Question 2.11: The pin-jointed planar truss shown in Fig. 1a is to be made ......
The pin-jointed planar truss shown in Fig. 1a is to be made of three steel two-force members and support a single vertical load P = 1.2 kips at joint B. The locations of joints A and B are fixed, but the vertical position of joint C can be changed by varying the lengths L_1 and L_3. For the steel truss members, the allowable stress in tension is (σ_T)_{\text{allow}} = 20 ksi, the allowable stress in compression is (σ_C)_{\text{allow}} = 12 ksi, and the weight density is 0.284 lb/in³. You are to consider truss designs for which the vertical member AC has lengths varying from L_1 = 18 in. to L_1 = 50 in.
(a) Show that, if each member has the minimum cross sectional area that meets the strength criteria stated above, the weight W of the truss can be expressed as a function of the length L_1 of member AC by the function that is plotted in Fig. 1b. (b) What value of L_1 gives the minimum-weight truss, and what is the weight of that truss?
Plan the Solution The member forces F_1, F_2, and F_3 can be related to the applied force P by writing equilibrium equations for joints B and C.
The length L_1, which determines the geometry of the triangle ABC, will enter into the expressions for these forces.

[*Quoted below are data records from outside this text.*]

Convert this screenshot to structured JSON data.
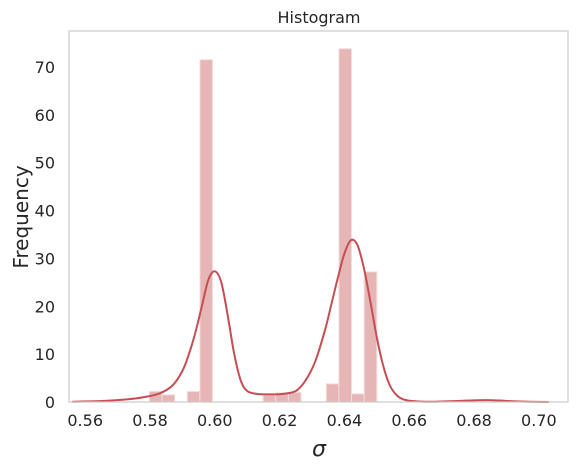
{
  "chart_data": {
    "type": "bar",
    "title": "Histogram",
    "xlabel": "σ",
    "ylabel": "Frequency",
    "xlim": [
      0.555,
      0.709
    ],
    "ylim": [
      0,
      77.5
    ],
    "xticks": [
      0.56,
      0.58,
      0.6,
      0.62,
      0.64,
      0.66,
      0.68,
      0.7
    ],
    "xtick_labels": [
      "0.56",
      "0.58",
      "0.60",
      "0.62",
      "0.64",
      "0.66",
      "0.68",
      "0.70"
    ],
    "yticks": [
      0,
      10,
      20,
      30,
      40,
      50,
      60,
      70
    ],
    "ytick_labels": [
      "0",
      "10",
      "20",
      "30",
      "40",
      "50",
      "60",
      "70"
    ],
    "grid": false,
    "series": [
      {
        "name": "histogram",
        "kind": "bars",
        "color": "#e6b5b6",
        "edge_color": "#f2dede",
        "bins": [
          {
            "x0": 0.5798,
            "x1": 0.5837,
            "value": 2.2
          },
          {
            "x0": 0.5837,
            "x1": 0.5876,
            "value": 1.5
          },
          {
            "x0": 0.5876,
            "x1": 0.5915,
            "value": 0
          },
          {
            "x0": 0.5915,
            "x1": 0.5954,
            "value": 2.2
          },
          {
            "x0": 0.5954,
            "x1": 0.5993,
            "value": 71.5
          },
          {
            "x0": 0.5993,
            "x1": 0.6032,
            "value": 0
          },
          {
            "x0": 0.6032,
            "x1": 0.6071,
            "value": 0
          },
          {
            "x0": 0.6071,
            "x1": 0.611,
            "value": 0
          },
          {
            "x0": 0.611,
            "x1": 0.6149,
            "value": 0
          },
          {
            "x0": 0.6149,
            "x1": 0.6188,
            "value": 1.4
          },
          {
            "x0": 0.6188,
            "x1": 0.6227,
            "value": 1.9
          },
          {
            "x0": 0.6227,
            "x1": 0.6266,
            "value": 2.0
          },
          {
            "x0": 0.6266,
            "x1": 0.6305,
            "value": 0
          },
          {
            "x0": 0.6305,
            "x1": 0.6344,
            "value": 0
          },
          {
            "x0": 0.6344,
            "x1": 0.6383,
            "value": 3.8
          },
          {
            "x0": 0.6383,
            "x1": 0.6422,
            "value": 73.8
          },
          {
            "x0": 0.6422,
            "x1": 0.6461,
            "value": 1.7
          },
          {
            "x0": 0.6461,
            "x1": 0.65,
            "value": 27.2
          }
        ]
      },
      {
        "name": "kde",
        "kind": "line",
        "color": "#c44e52",
        "x": [
          0.556,
          0.565,
          0.572,
          0.578,
          0.583,
          0.587,
          0.59,
          0.592,
          0.594,
          0.596,
          0.598,
          0.6,
          0.602,
          0.604,
          0.606,
          0.608,
          0.61,
          0.613,
          0.617,
          0.621,
          0.625,
          0.628,
          0.631,
          0.634,
          0.636,
          0.638,
          0.64,
          0.642,
          0.644,
          0.646,
          0.648,
          0.65,
          0.652,
          0.654,
          0.656,
          0.658,
          0.661,
          0.665,
          0.67,
          0.675,
          0.68,
          0.684,
          0.688,
          0.692,
          0.697,
          0.703
        ],
        "y": [
          0.05,
          0.2,
          0.5,
          1.0,
          1.8,
          3.5,
          6.5,
          10.0,
          14.5,
          20.0,
          25.5,
          27.3,
          25.0,
          18.0,
          10.0,
          4.5,
          2.3,
          1.7,
          1.6,
          1.7,
          2.3,
          4.5,
          8.5,
          15.0,
          20.5,
          26.0,
          31.0,
          33.8,
          32.8,
          28.0,
          21.0,
          13.5,
          7.5,
          3.5,
          1.5,
          0.6,
          0.2,
          0.05,
          0.1,
          0.2,
          0.35,
          0.4,
          0.3,
          0.15,
          0.05,
          0.0
        ]
      }
    ]
  }
}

Next we can use allowable-stress design to determine expressions for the cross-sectional areas of the bars. Finally, we can write an expression for the total weight of the truss as the sum of the weights of its three members, an expression that will contain the design variable L_1; then evaluate this expression over the specified range 18 in. ≤ L_1 ≤ 50 in.
Truss Geometry: The length L_2 is constant, L_2 = 30 in., and, from Fig. 1, the length L_3 is given by
L_3 = \sqrt{(24 in.)^2 + (L_1 – 18 in.)^2} (1)
Equilibrium:
By drawing free-body diagrams of joints B and C and writing equilibrium equations, we can show that the following formulas relate member forces F_1, F_2, and F_3 to the load P:
F_1 = \frac{(L_1 – 18 in.)P} {L_1} , F_2 = \frac{(30 in.)P }{L_1} , F_3 = -\frac{ L_3P} {L_1} (2)

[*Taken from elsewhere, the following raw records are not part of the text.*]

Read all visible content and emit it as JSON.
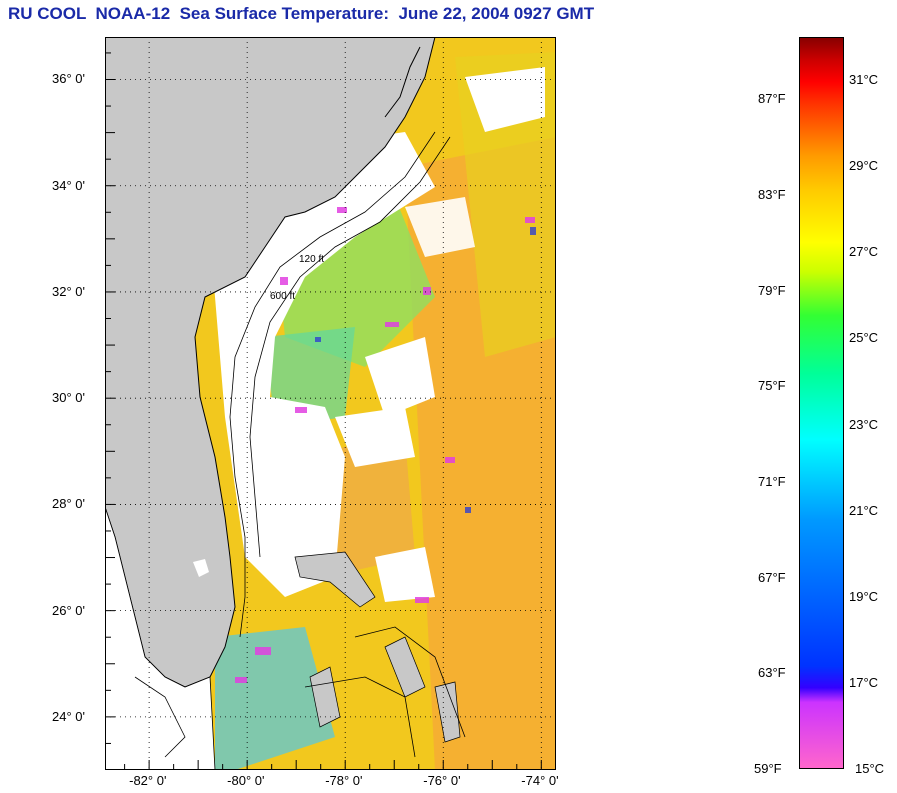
{
  "title": "RU COOL  NOAA-12  Sea Surface Temperature:  June 22, 2004 0927 GMT",
  "map": {
    "lat_labels": [
      {
        "lat": 36,
        "text": "36° 0'"
      },
      {
        "lat": 34,
        "text": "34° 0'"
      },
      {
        "lat": 32,
        "text": "32° 0'"
      },
      {
        "lat": 30,
        "text": "30° 0'"
      },
      {
        "lat": 28,
        "text": "28° 0'"
      },
      {
        "lat": 26,
        "text": "26° 0'"
      },
      {
        "lat": 24,
        "text": "24° 0'"
      }
    ],
    "lon_labels": [
      {
        "lon": -82,
        "text": "-82° 0'"
      },
      {
        "lon": -80,
        "text": "-80° 0'"
      },
      {
        "lon": -78,
        "text": "-78° 0'"
      },
      {
        "lon": -76,
        "text": "-76° 0'"
      },
      {
        "lon": -74,
        "text": "-74° 0'"
      }
    ],
    "lat_range": [
      23,
      36.8
    ],
    "lon_range": [
      -82.9,
      -73.7
    ],
    "isobaths": [
      "120 ft",
      "600 ft"
    ],
    "colors": {
      "land": "#c8c8c8",
      "cloud": "#ffffff",
      "coast": "#000000"
    }
  },
  "colorbar": {
    "fahrenheit": [
      "87°F",
      "83°F",
      "79°F",
      "75°F",
      "71°F",
      "67°F",
      "63°F",
      "59°F"
    ],
    "celsius": [
      "31°C",
      "29°C",
      "27°C",
      "25°C",
      "23°C",
      "21°C",
      "19°C",
      "17°C",
      "15°C"
    ],
    "range_c": [
      15,
      32
    ]
  }
}
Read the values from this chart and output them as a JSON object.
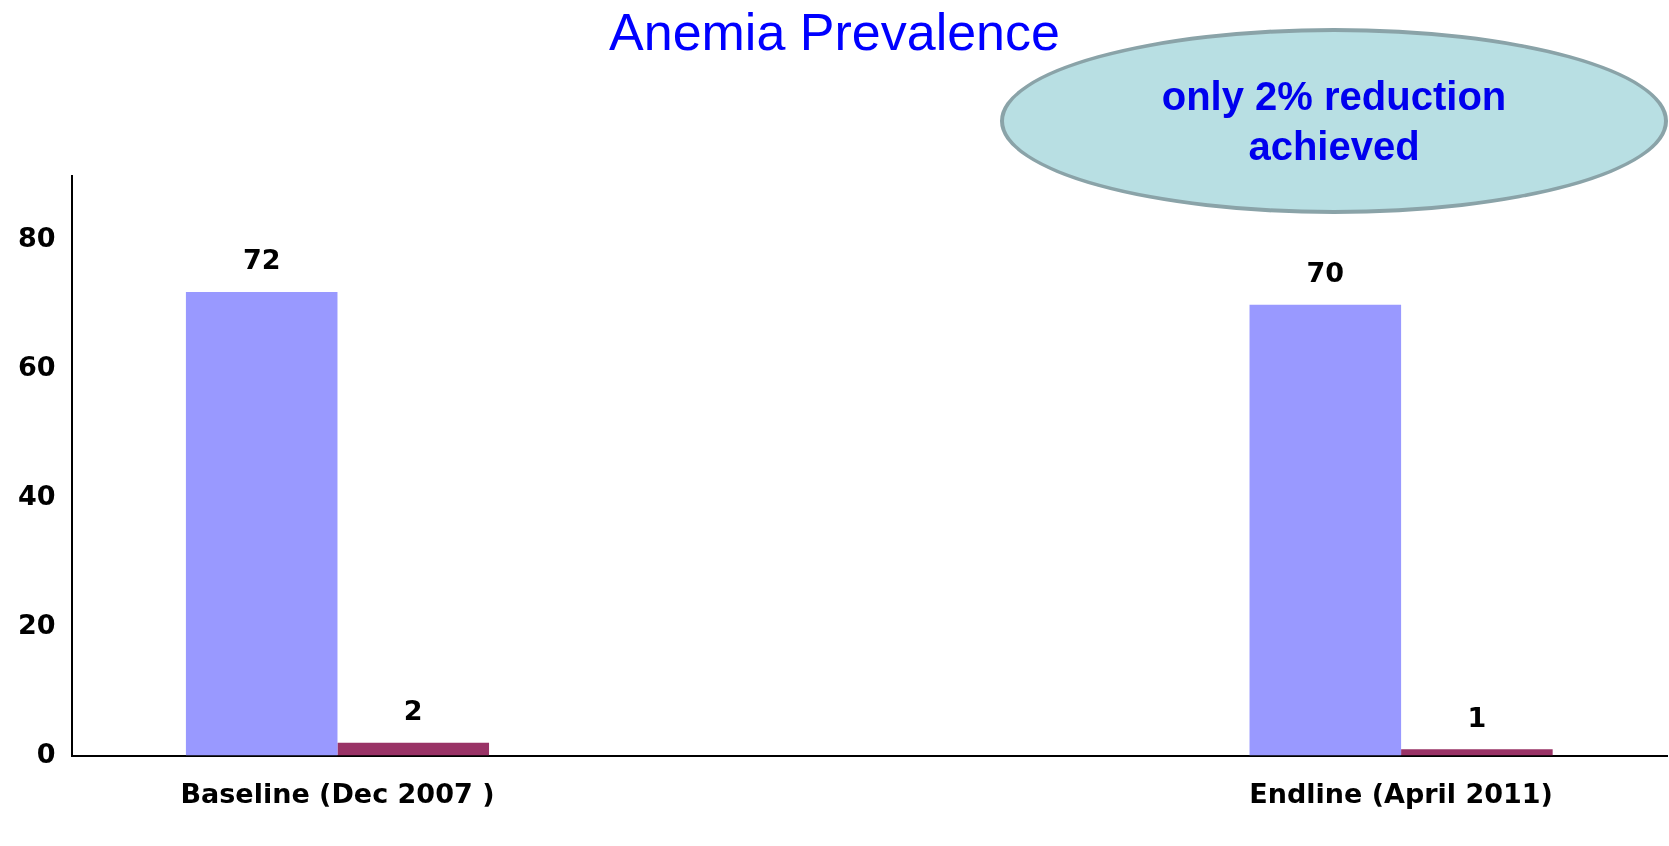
{
  "chart_data": {
    "type": "bar",
    "title": "Anemia Prevalence",
    "categories": [
      "Baseline (Dec 2007 )",
      null,
      "Endline (April 2011)"
    ],
    "series": [
      {
        "color": "#9999ff",
        "values": [
          72,
          0,
          70
        ],
        "value_labels": [
          "72",
          null,
          "70"
        ]
      },
      {
        "color": "#993366",
        "values": [
          2,
          0,
          1
        ],
        "value_labels": [
          "2",
          null,
          "1"
        ]
      }
    ],
    "ylim": [
      0,
      90
    ],
    "yticks": [
      0,
      20,
      40,
      60,
      80
    ],
    "grid": false,
    "legend": false,
    "annotations": [
      "only 2% reduction achieved"
    ]
  }
}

Allowable-Stress Design Constraints: The allowable-stress criterion, Eq. 2.28, leads to the following three equations for the minimum areas that are required to carry the member forces given in Eqs. (2):
σ_{\text{allow}} = \frac{σ_Y} {FS}, or \tau _{\text{allow}} = \frac{\tau Y} {FS} (2.28)

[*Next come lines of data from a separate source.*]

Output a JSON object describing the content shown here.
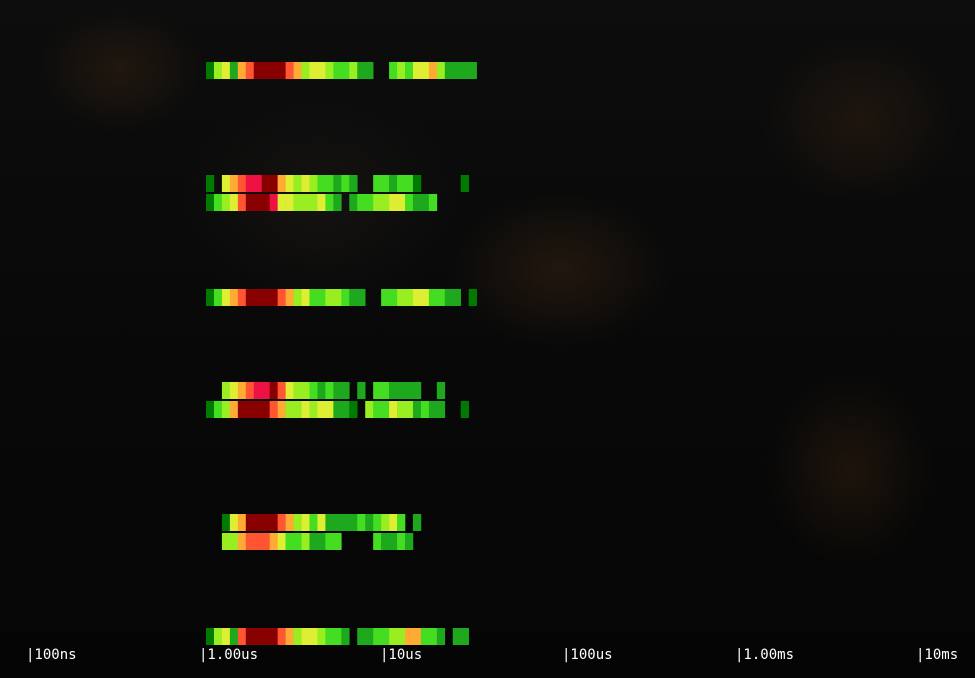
{
  "chart_data": {
    "type": "heatmap",
    "xscale": "log",
    "x_ticks": [
      "|100ns",
      "|1.00us",
      "|10us",
      "|100us",
      "|1.00ms",
      "|10ms"
    ],
    "x_tick_values_seconds": [
      1e-07,
      1e-06,
      1e-05,
      0.0001,
      0.001,
      0.01
    ],
    "bins_per_decade": 22,
    "color_scale": [
      "#007a00",
      "#1ea81e",
      "#44dd22",
      "#99ee22",
      "#ddee33",
      "#ffaa33",
      "#ff5533",
      "#ee1144",
      "#880000"
    ],
    "rows": [
      {
        "cells": [
          [
            0,
            3,
            4,
            1,
            5,
            6,
            8,
            8,
            8,
            8,
            6,
            5,
            3,
            4,
            4,
            3,
            2,
            2,
            3,
            1,
            1,
            -1,
            -1,
            2,
            3,
            2,
            4,
            4,
            5,
            3,
            1,
            1,
            1,
            1
          ]
        ]
      },
      {
        "cells": [
          [
            0,
            -1,
            4,
            5,
            6,
            7,
            7,
            8,
            8,
            5,
            4,
            3,
            4,
            3,
            2,
            2,
            1,
            2,
            1,
            -1,
            -1,
            2,
            2,
            1,
            2,
            2,
            0,
            -1,
            -1,
            -1,
            -1,
            -1,
            0
          ],
          [
            0,
            2,
            3,
            4,
            6,
            8,
            8,
            8,
            7,
            4,
            4,
            3,
            3,
            3,
            4,
            2,
            1,
            -1,
            1,
            2,
            2,
            3,
            3,
            4,
            4,
            2,
            1,
            1,
            2,
            -1,
            -1,
            -1,
            -1
          ]
        ]
      },
      {
        "cells": [
          [
            0,
            2,
            4,
            5,
            6,
            8,
            8,
            8,
            8,
            6,
            5,
            3,
            4,
            2,
            2,
            3,
            3,
            2,
            1,
            1,
            -1,
            -1,
            2,
            2,
            3,
            3,
            4,
            4,
            2,
            2,
            1,
            1,
            -1,
            0
          ]
        ]
      },
      {
        "cells": [
          [
            -1,
            -1,
            3,
            4,
            5,
            6,
            7,
            7,
            8,
            6,
            4,
            3,
            3,
            2,
            1,
            2,
            1,
            1,
            -1,
            1,
            -1,
            2,
            2,
            1,
            1,
            1,
            1,
            -1,
            -1,
            1,
            -1,
            -1,
            -1
          ],
          [
            0,
            2,
            3,
            5,
            8,
            8,
            8,
            8,
            6,
            5,
            3,
            3,
            4,
            3,
            4,
            4,
            1,
            1,
            0,
            -1,
            3,
            2,
            2,
            4,
            3,
            3,
            1,
            2,
            1,
            1,
            -1,
            -1,
            0
          ]
        ]
      },
      {
        "cells": [
          [
            -1,
            0,
            4,
            5,
            8,
            8,
            8,
            8,
            6,
            5,
            3,
            4,
            2,
            4,
            1,
            1,
            1,
            1,
            2,
            1,
            2,
            3,
            4,
            2,
            -1,
            1,
            -1,
            -1
          ],
          [
            -1,
            3,
            3,
            5,
            6,
            6,
            6,
            5,
            4,
            2,
            2,
            3,
            1,
            1,
            2,
            2,
            -1,
            -1,
            -1,
            -1,
            2,
            1,
            1,
            2,
            1,
            -1,
            -1,
            -1
          ]
        ]
      },
      {
        "cells": [
          [
            0,
            3,
            4,
            1,
            6,
            8,
            8,
            8,
            8,
            6,
            5,
            3,
            4,
            4,
            3,
            2,
            2,
            1,
            -1,
            1,
            1,
            2,
            2,
            3,
            3,
            5,
            5,
            2,
            2,
            1,
            -1,
            1,
            1
          ]
        ]
      }
    ]
  }
}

A_1 = \frac{F_1}{(σ_T)_{\text{allow}}}, A_2 = \frac{F_2}{(σ_T)_{\text{allow}}}, A_3 = \frac{|F_3|}{(σ_T)_{\text{allow}}} (3)
Minimum-Weight Optimal Design: The total weight of the truss is the sum of the weights of its three members:
W = γV = γ(A_1L_1 + A_2L_2 + A_3L_3) (4)
Figure 1b is a plot of Eq. (4), evaluated as follows:
1. Select a value for L_1, starting with L_1 = 18 in., and use Eq. (1) to determine L_3.
2. Use Eq. (2) to evaluate the corresponding values of the three member forces.
3. Use Eq. (3) to determine the resulting cross-sectional areas required to meet the stated allowable-stress criteria.
4. Finally, use Eq. (4) to evaluate the weight of the truss that corresponds to the given value of L_1.
5. Repeat Steps (1) through (4) for about fifty values of L_1 in the given range 18 in. ≤ L_1 ≤ 50 in. These values of the function W (L_1) are plotted in Fig. 1b.
A spreadsheet computer program was used to carry out the computations in the above optimal-design solution and to plot the curve of the objective function (weight W) versus the design variable (length L_1).
From Fig. 1b, the optimal design (i.e., the minimum-weight design) is the design for which
L_1 = 30.0 in.
and the corresponding minimum weight is
W_{min} = 1.40 lb
Review the Solution From the plot of the weight function, W(L_1), we can see how the weight depends on the configuration of the truss. The optimum truss configuration is close to that shown in Fig. 1. With L_1 = 30 in., the tension in member (2) and the compression in member (3) each has a significant vertical component that acts to support load P; yet, the lengths L_1 and L_3 are not so long as to make the truss excessively heavy.